Futur incertain pour Swiss
Le conflit entre Swiss et les ex-pilotes de Crossair n'en finit pas. Un bras de fer qui s'ajoute aux autres problèmes. Et qui met en péril l'avenir de la compagnie.
Le ton monte d’un cran entre Swiss Pilots (SP) et la direction de la compagnie aérienne Swiss.
Le syndicat ne s’est pas présenté à la rencontre qui avait été fixée mardi. La direction s’est donc retrouvée seule rendez-vous.
Un temps de réflexion
Cette table ronde avait été convoquée afin de résoudre le conflit qui oppose la nouvelle compagnie aux pilotes de l’ancienne Crossair.
Mais Swiss Pilots avait annoncé, lundi soir déjà, qu’il voulait s’accorder un temps de réflexion. Et que ses représentants ne participeraient donc pas à cette séance.
En fait, selon le syndicat, la direction de Swiss ne peut – ou plutôt ne veut – pas entrer en considération sur la question de l’égalité de traitement entre les pilotes de l’ex-Crossair et ceux de la défunte Swissair.
Toujours selon le syndicat, il est de plus en plus manifeste que Swiss prend délibérément le risque de discriminer les pilotes de l’ex-Crossair.
Le syndicat va même plus loin. Il estime en effet que ce conflit concerne dorénavant la sphère politique.
En effet, la Confédération ne peut pas se permettre, en tant que principal actionnaire minoritaire, de fermer les yeux sur cette discrimination.
Un comportement «irresponsable»
Qu’en pense le Conseil d’administration de la compagnie aérienne?
Dans un communiqué, il souligne que les exigences de SP doivent être examinées dans le cadre des négociations entre partenaires sociaux.
Quant au président de la direction de Swiss, il ne mâche pas ses mots.
En effet, Pour André Dosé – qui s’exprimait sur les ondes de la télévision suisse alémanique SF-DRS – le comportement des pilotes de l’ex-Crossair est «irresponsable».

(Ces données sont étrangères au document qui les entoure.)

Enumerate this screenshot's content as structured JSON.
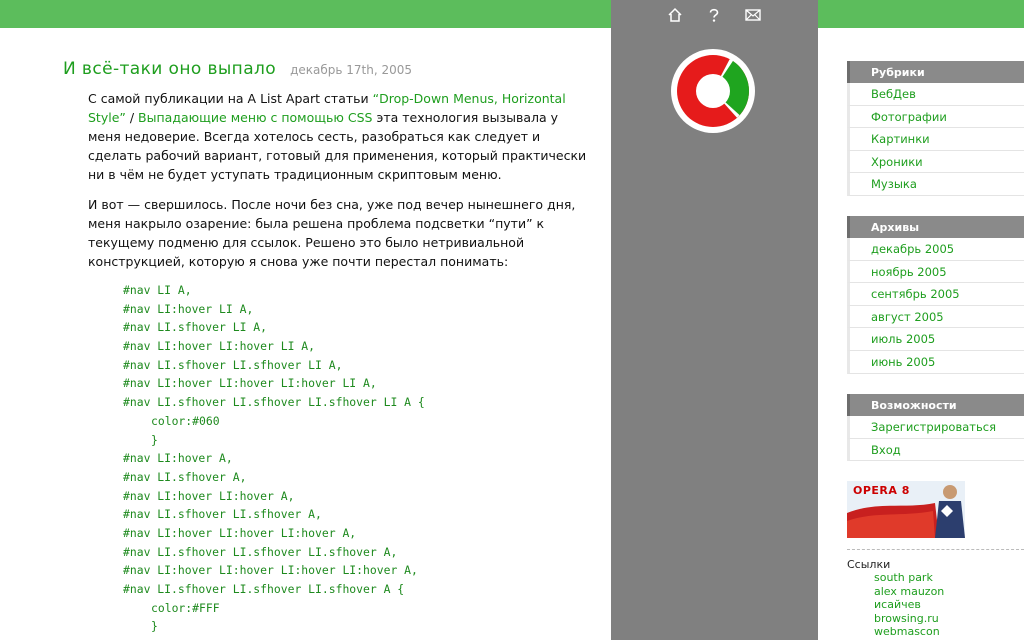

De son côté, la Confédération – qui a engagé deux milliards de francs dans la relance de la nouvelle compagnie aérienne helvétique – demande aux pilotes de Crossair de renoncer à des exigences disproportionnées.
Des exigences, dit le porte-parole du ministre des finances Daniel Eckmann, qui risqueraient de mettre en péril le succès de la nouvelle compagnie.

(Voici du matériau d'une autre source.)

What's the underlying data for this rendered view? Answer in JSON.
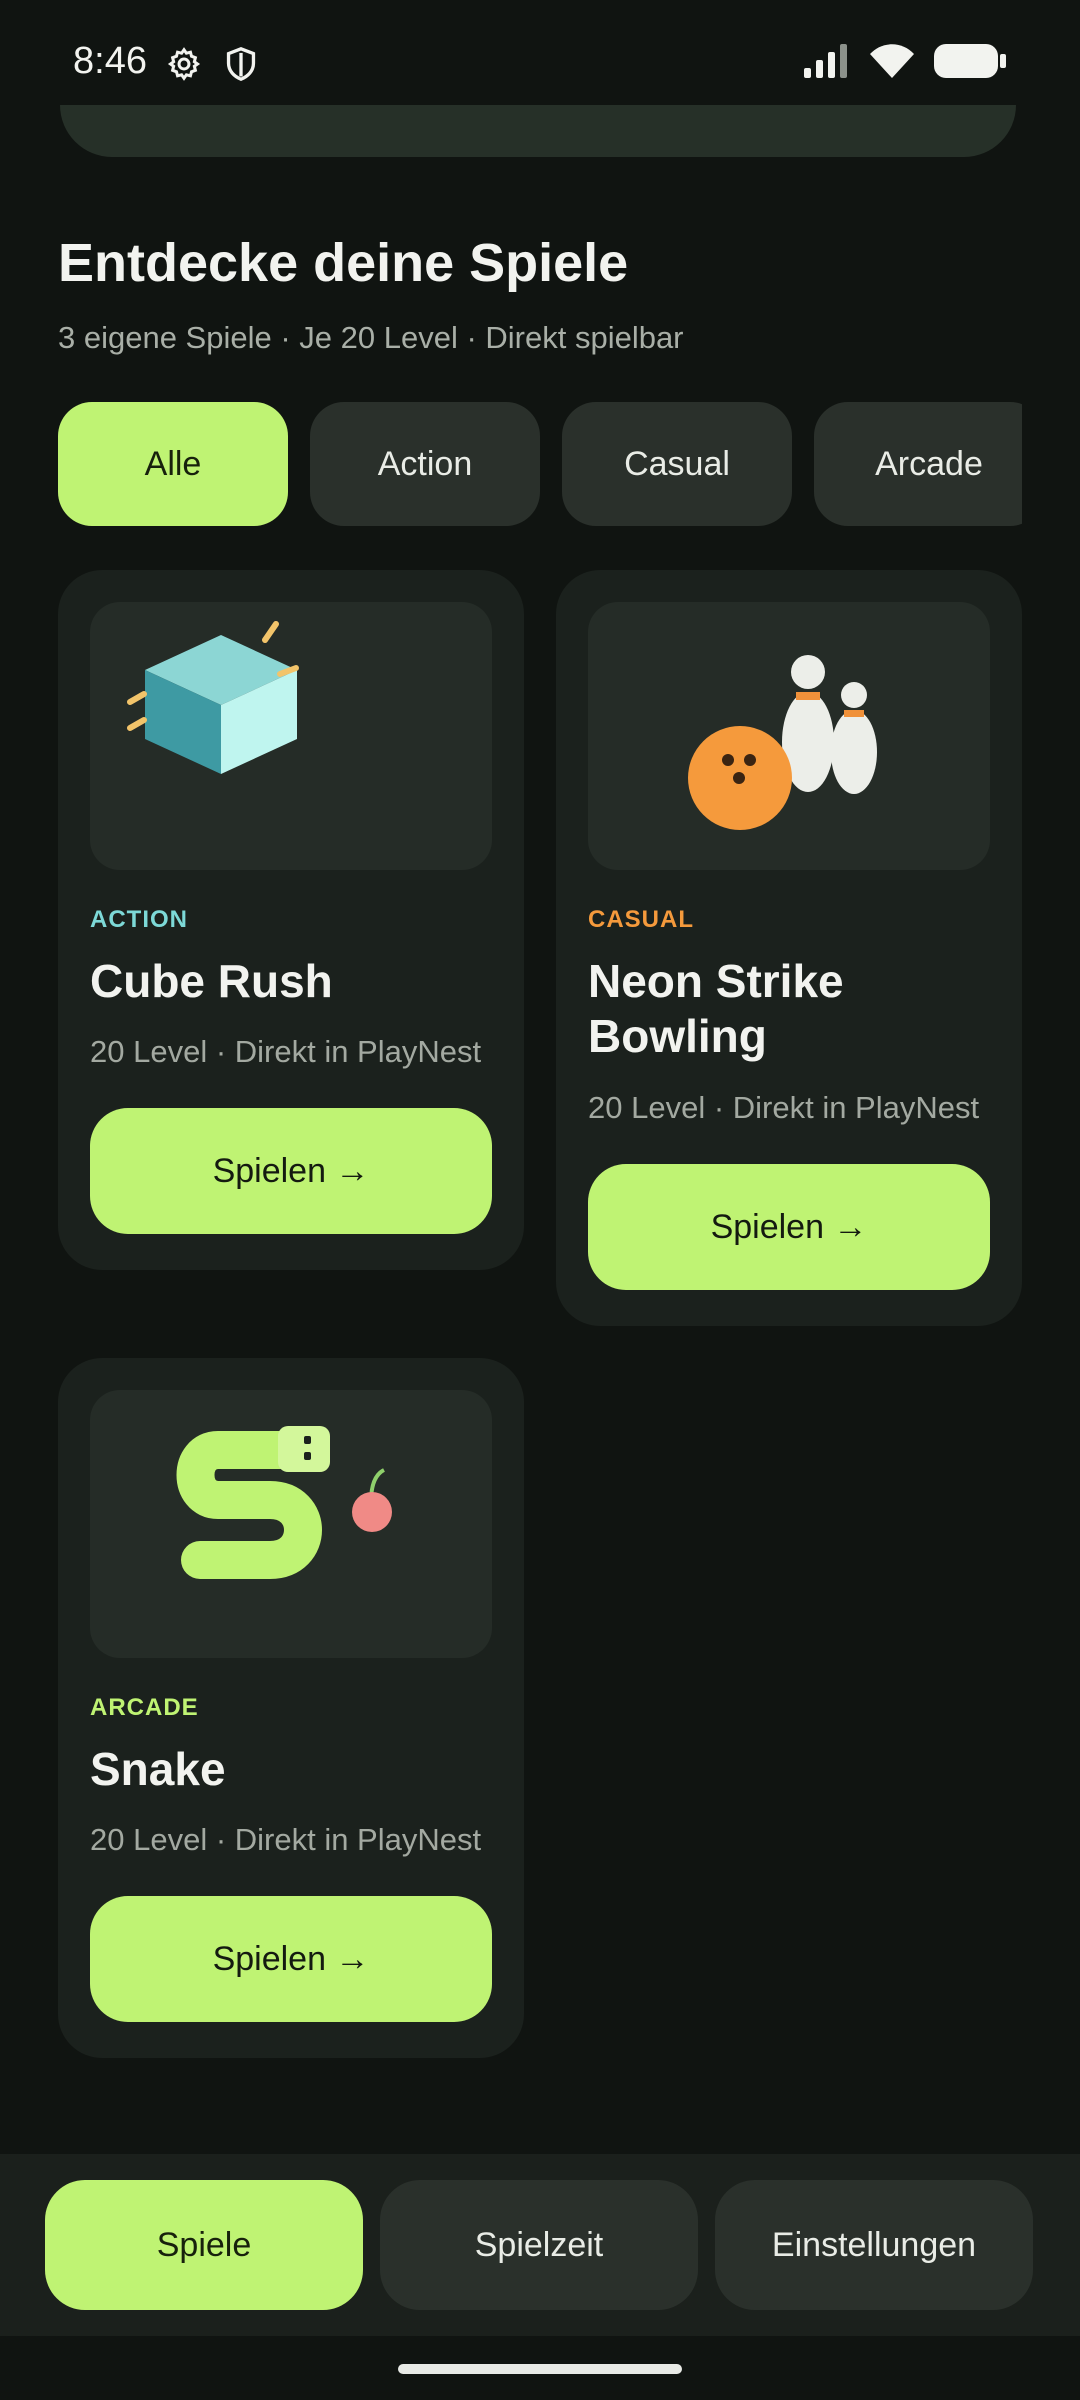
{
  "status": {
    "time": "8:46"
  },
  "discover": {
    "title": "Entdecke deine Spiele",
    "subtitle": "3 eigene Spiele · Je 20 Level · Direkt spielbar"
  },
  "filters": [
    {
      "label": "Alle",
      "selected": true
    },
    {
      "label": "Action",
      "selected": false
    },
    {
      "label": "Casual",
      "selected": false
    },
    {
      "label": "Arcade",
      "selected": false
    }
  ],
  "games": [
    {
      "category": "ACTION",
      "category_color": "#7DD9D7",
      "title": "Cube Rush",
      "meta": "20 Level · Direkt in PlayNest",
      "play_label": "Spielen  →",
      "icon": "cube-icon"
    },
    {
      "category": "CASUAL",
      "category_color": "#F59A3C",
      "title": "Neon Strike Bowling",
      "meta": "20 Level · Direkt in PlayNest",
      "play_label": "Spielen  →",
      "icon": "bowling-icon"
    },
    {
      "category": "ARCADE",
      "category_color": "#BFF373",
      "title": "Snake",
      "meta": "20 Level · Direkt in PlayNest",
      "play_label": "Spielen  →",
      "icon": "snake-icon"
    }
  ],
  "nav": [
    {
      "label": "Spiele",
      "selected": true
    },
    {
      "label": "Spielzeit",
      "selected": false
    },
    {
      "label": "Einstellungen",
      "selected": false
    }
  ],
  "colors": {
    "accent": "#BFF373",
    "background": "#101411",
    "card": "#1B211D"
  }
}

Pour sa part, le parti socialiste (PS) souligne la précarité de certains postes de travail. Deux des trois catégories de salariés, rappelle-t-il, n’ont pas encore de contrats collectifs définitifs.
Une situation qui mettrait, elle aussi, en péril la stabilité de la compagnie, et sa planification financière.
Accusations repoussées
Le syndicat des pilotes en appelle à la justice pour assurer une bonne cohabitation au sein de la compagnie née sur les cendres de Swissair et Crossair.
«Les moyens limités, résume David Bieli, doivent être équitablement répartis entre les pilotes des deux compagnies.»
En fait, le changement de compagnie assure aux anciens pilotes de Crossair une augmentation de salaire consistante.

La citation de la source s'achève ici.